Would you tailgate an ambulance? How about a police car? If it's common sense to be courteous to vehicles that keep our communities safe, why wouldn't motorists give snowplow drivers the same respect?
"You don't have to pull over like for a police car or an ambulance coming, but if (snowplows) are engaged in winter maintenance activities, and have their lights on, be careful," said County Highway Commissioner Tim Ramberg.
Motorists have heard it before, stay a safe distance away from winter maintenance vehicles. But year after year plow drivers say the same thing. They get tailgated and cut off on a regular basis.
Plow trucks are heavy, slow to stop, hard to see from, wider than the average vehicle and most have huge metal blades sticking out the sides of them. All of these factors hold potential hazards if the average motorist does not stay a safe distance away.
Did you know?
According to Wisconsin Statutes, a "snowplow" is considered a vehicle operated by an employee of an authority in charge of highway winter maintenance, snow and ice removal, including plowing, salting and sanding, "during either a storm or cleanup following a storm," and there are laws describing how closely other vehicles may drive to them.
If the snowplow lights are flashing, other motorists may not follow a snowplow closer than:
"200 feet upon a highway having a posted speed limit of more than 35 mph."
"75 feet upon any highway having a posted speed limit of 35 mph or less."
When a snowplow is engaged in highway winter maintenance (lights on) and it's stopped at an intersection, other motorists "shall stop not less than 20 feet from the snowplow and remain stopped until the snowplow resumes motion."
It is legal to pass a snowplow, but drivers should be extremely cautious because of the "snow cloud" the plow's wing blade usually creates.
So what about those motorists who have a poor sense of distance?
"Between electric poles is 300 feet, in a normal setting of them, so if you're traveling and you see a plow truck passing a pole, look to see where you're at. If you're more than halfway between his pole and the one behind you, you're too close," said Randy Gunderson, patrol superintendent at the St. Croix County Highway Department.

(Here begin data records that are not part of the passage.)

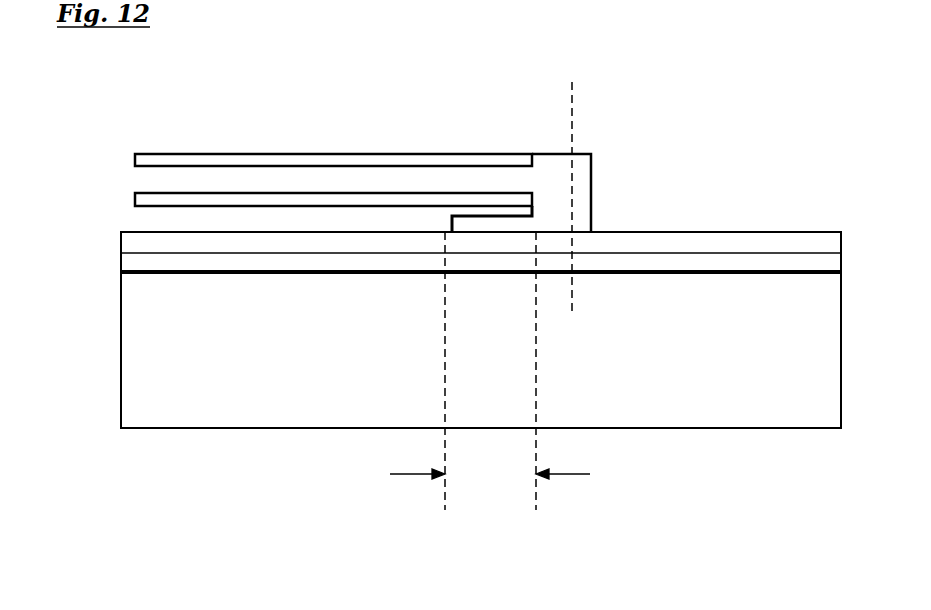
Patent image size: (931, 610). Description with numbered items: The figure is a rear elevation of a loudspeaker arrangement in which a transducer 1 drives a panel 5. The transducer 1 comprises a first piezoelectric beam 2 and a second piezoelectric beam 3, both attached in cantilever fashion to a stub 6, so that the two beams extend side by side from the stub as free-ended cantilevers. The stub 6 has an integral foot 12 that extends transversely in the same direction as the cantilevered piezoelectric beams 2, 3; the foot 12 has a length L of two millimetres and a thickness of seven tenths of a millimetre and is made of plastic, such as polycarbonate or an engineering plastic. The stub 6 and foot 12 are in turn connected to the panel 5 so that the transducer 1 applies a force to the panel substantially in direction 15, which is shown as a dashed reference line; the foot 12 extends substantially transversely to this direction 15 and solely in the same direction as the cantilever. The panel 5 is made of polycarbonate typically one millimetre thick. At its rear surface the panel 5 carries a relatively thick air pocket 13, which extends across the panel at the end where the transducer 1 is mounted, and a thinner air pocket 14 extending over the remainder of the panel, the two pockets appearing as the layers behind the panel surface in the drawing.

The transducer 1 is at (761, 143).
The first piezoelectric beam 2 is at (134, 198).
The second piezoelectric beam 3 is at (134, 158).
The panel 5 is at (140, 245).
The stub 6 is at (585, 175).
The foot 12 is at (468, 222).
The air pocket 13 is at (750, 330).
The thinner air pocket 14 is at (143, 261).
The direction 15 is at (578, 102).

To clear an intersection on a state road, snowplows often need to drive forward and backward, with limited visibility. This type of maintenance creates a number of safety challenges.
Depending on the amount of snow, plows sometimes need to backup to "widen out the intersection so the traffic can see when they get to the intersection," Gunderson said.
Gunderson said a plow might have to back up two or three times to adequately clear an intersection.
"Whenever you see a plow at an intersection you should be aware that they could back up at any time," Gunderson said.
"We've had two incidents now where the people pulled up so close behind them, that (the plow drivers) couldn't see the other vehicle in their mirror," Gunderson said.
Gunderson said if anyone were closer than 20 feet to the back of a plow truck, the driver would never be able to see their vehicle.
Gunderson said some of the county's trucks have backup cameras in them, but in bad conditions, those cameras can get covered with freezing snow and ice, making them useless.
Every winter the St. Croix County Highway Department and the Wisconsin Department of Transportation remind drivers to be aware of their surroundings, slow down and drive for the conditions.
Drivers may notice that plows sometimes go faster than what one might consider safe during a snow storm.
Gunderson said the average speed of a snowplow is 35-40 mph, on county and state roads.
"They need to go that speed to get the snow off the road. If they go any slower the snow will just roll off the plow and pile up on the shoulder. So, they need to keep their speed up to get it thrown out into the ditch," Gunderson said.
"Give plows as much room as possible. If you're meeting them, move over some and don't crowd the center line," Gunderson said.
Follow the minimum distance laws of 200, 75 and 20 feet.
Be especially careful around bridges and avoid passing a plow going over a bridge. Gunderson said many times plows need to cross the center line to make enough room for the large "wing" blade that sticks out from the side of the truck. When driving toward a plow on a bridge, if possible, let the plow cross the bridge first.
Don't tailgate or give plow drivers obscene hand gestures.
Ramberg said while most people already know the distance laws, he hopes people use good judgment to ensure everyone on the roadways, both cars and plows, stays safe this snowy season.